Nokia plans to deploy a 4G mobile network on the moon later this year to enhance discoveries on the moon and potentially pave the way for a human presence on the satellite planet. The Finnish telecommunications company will launch the network on a SpaceX rocket, using an antenna-equipped base station in a Nova-C lunar lander developed by Intuitive Machines and a solar-powered rover.

The infrastructure will land on Shackleton Crater, located on the southern edge of the moon. The network is expected to be used on the Artemis 1 mission from NASA, which will send the first human astronauts to the lunar surface since 1972.

Nokia claims its network will allow astronauts to communicate with each other and with mission control, remotely control the rover, and transmit real-time video and telemetry data to Earth. The company says the technology is designed for the extreme conditions of space and that the network will demonstrate that terrestrial networks can meet communications needs for future space missions.
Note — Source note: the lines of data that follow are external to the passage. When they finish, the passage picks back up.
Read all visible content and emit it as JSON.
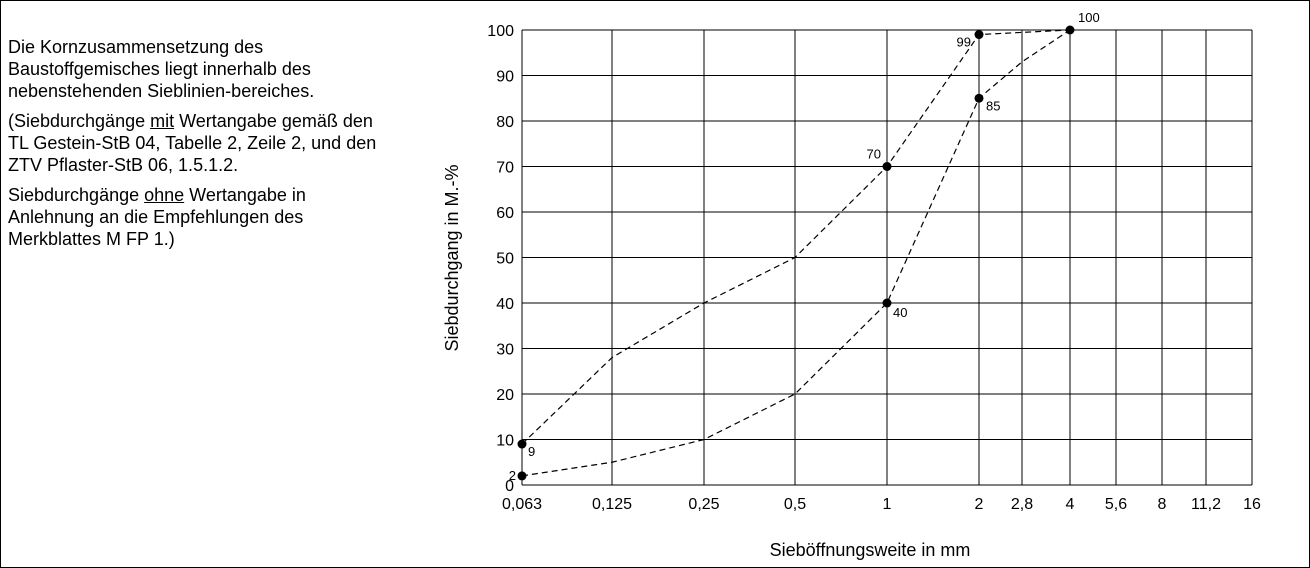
{
  "description": {
    "p1": "Die Kornzusammensetzung des Baustoffgemisches liegt innerhalb des nebenstehenden Sieblinien-bereiches.",
    "p2_a": "(Siebdurchgänge ",
    "p2_u": "mit",
    "p2_b": " Wertangabe gemäß den TL Gestein-StB 04, Tabelle 2, Zeile 2, und den ZTV Pflaster-StB 06, 1.5.1.2.",
    "p3_a": "Siebdurchgänge ",
    "p3_u": "ohne",
    "p3_b": " Wertangabe in Anlehnung an die Empfehlungen des Merkblattes M FP 1.)"
  },
  "chart_data": {
    "type": "line",
    "xlabel": "Sieböffnungsweite in mm",
    "ylabel": "Siebdurchgang in M.-%",
    "ylim": [
      0,
      100
    ],
    "y_ticks": [
      "0",
      "10",
      "20",
      "30",
      "40",
      "50",
      "60",
      "70",
      "80",
      "90",
      "100"
    ],
    "x_ticks": [
      "0,063",
      "0,125",
      "0,25",
      "0,5",
      "1",
      "2",
      "2,8",
      "4",
      "5,6",
      "8",
      "11,2",
      "16"
    ],
    "grid": true,
    "series": [
      {
        "line": "dashed",
        "x": [
          "0,063",
          "0,125",
          "0,25",
          "0,5",
          "1",
          "2",
          "4"
        ],
        "y": [
          9,
          28,
          40,
          50,
          70,
          99,
          100
        ],
        "marked_points": [
          {
            "x": "0,063",
            "y": 9,
            "label": "9"
          },
          {
            "x": "1",
            "y": 70,
            "label": "70"
          },
          {
            "x": "2",
            "y": 99,
            "label": "99"
          },
          {
            "x": "4",
            "y": 100,
            "label": "100"
          }
        ]
      },
      {
        "line": "dashed",
        "x": [
          "0,063",
          "0,125",
          "0,25",
          "0,5",
          "1",
          "2",
          "2,8",
          "4"
        ],
        "y": [
          2,
          5,
          10,
          20,
          40,
          85,
          93,
          100
        ],
        "marked_points": [
          {
            "x": "0,063",
            "y": 2,
            "label": "2"
          },
          {
            "x": "1",
            "y": 40,
            "label": "40"
          },
          {
            "x": "2",
            "y": 85,
            "label": "85"
          }
        ]
      }
    ]
  }
}
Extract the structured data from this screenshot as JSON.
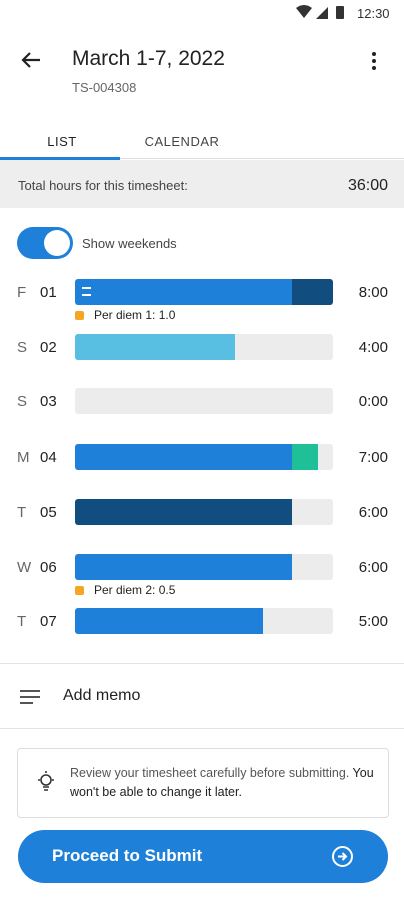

Nokia’s lunar network includes an LTE base station with integrated Evolved Packet Core (EPC) capabilities. These LTE technologies have effectively met the world’s mobile data and voice needs for more than a decade and are ideally suited to provide world-class communications and connectivity capabilities for future space exploration requiring critical operations.

“It became evident to us that, for any sustained human presence on the Moon and Mars in the future, connectivity and communications are critical,” Thierry Klein, head of the Enterprise and Industrial Automation Research Laboratory at Nokia Bell Labs, claimed in the post.